Légalisation de signature
Le maire est uniquement compétent pour ses administrés. La signature doit être apposée devant le magistrat ou son représentant, le signataire doit présenter sa pièce d’identité.
Cas où le maire ne peut légaliser une signature :
Si le texte est susceptible de porter préjudice à des tiers. Si le contenu est contraire aux bonnes mœurs et à l’ordre public. Si la légalisation est demandée par une administration (art. 2 du décret du 26 décembre 2000).
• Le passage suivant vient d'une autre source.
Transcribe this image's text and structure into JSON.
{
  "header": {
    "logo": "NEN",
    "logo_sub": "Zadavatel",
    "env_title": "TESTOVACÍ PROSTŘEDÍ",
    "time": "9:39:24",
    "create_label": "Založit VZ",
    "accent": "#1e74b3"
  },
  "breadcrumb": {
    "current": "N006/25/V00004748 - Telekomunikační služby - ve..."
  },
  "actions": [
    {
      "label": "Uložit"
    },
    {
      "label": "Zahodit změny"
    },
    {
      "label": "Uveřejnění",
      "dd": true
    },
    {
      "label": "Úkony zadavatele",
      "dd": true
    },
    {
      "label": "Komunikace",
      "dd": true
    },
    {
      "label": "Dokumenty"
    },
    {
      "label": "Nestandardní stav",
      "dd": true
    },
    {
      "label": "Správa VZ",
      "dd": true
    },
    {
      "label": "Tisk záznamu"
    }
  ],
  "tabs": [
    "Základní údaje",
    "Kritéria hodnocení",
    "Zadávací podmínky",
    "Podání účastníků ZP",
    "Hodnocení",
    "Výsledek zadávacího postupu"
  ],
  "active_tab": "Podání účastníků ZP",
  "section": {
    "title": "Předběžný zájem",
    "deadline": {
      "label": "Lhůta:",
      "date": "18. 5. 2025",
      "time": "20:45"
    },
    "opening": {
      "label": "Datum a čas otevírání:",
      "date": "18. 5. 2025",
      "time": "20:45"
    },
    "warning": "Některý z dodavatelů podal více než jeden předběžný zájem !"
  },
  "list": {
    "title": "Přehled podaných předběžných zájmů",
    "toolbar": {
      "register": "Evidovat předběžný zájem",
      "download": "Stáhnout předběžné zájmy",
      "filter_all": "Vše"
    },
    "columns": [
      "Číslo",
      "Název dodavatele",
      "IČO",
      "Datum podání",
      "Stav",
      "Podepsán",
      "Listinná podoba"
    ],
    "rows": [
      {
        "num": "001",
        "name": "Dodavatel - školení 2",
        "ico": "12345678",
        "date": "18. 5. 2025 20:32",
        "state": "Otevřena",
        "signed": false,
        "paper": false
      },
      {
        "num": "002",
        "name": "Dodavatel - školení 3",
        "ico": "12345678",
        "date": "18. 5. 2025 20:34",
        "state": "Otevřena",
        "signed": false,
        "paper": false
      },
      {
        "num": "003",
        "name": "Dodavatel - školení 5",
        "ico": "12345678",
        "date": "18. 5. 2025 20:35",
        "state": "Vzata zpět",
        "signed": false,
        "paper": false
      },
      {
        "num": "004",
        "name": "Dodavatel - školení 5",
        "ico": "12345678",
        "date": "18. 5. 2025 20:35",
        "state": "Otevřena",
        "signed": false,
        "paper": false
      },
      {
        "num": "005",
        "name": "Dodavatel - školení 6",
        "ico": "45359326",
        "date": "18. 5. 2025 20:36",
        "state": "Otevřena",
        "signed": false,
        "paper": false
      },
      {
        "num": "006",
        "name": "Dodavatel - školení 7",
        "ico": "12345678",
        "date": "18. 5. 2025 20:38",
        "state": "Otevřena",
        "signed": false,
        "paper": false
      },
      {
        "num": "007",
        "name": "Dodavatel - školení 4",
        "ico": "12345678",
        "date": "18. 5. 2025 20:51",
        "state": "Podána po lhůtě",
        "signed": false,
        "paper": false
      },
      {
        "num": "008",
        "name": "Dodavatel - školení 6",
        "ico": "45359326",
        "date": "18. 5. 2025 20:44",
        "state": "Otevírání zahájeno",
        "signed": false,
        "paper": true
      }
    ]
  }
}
Il faut entendre par administration : services et établissements publics de l’Etat ou des collectivités territoriales, ou entreprises caisses et organismes contrôlés par l’Etat.
Recensement du citoyen
Depuis le 1er janvier 1999, le recensement est obligatoire pour tous les jeunes français (garçons et filles) atteignant l’âge de 16 ans. Il faut se présenter personnellement avec les pièces suivantes :
Le livret de famille.
La carte nationale d’identité.
Eventuellement un justificatif de domicile si l’adresse sur la Carte Nationale d’Identité n’est pas actualisée.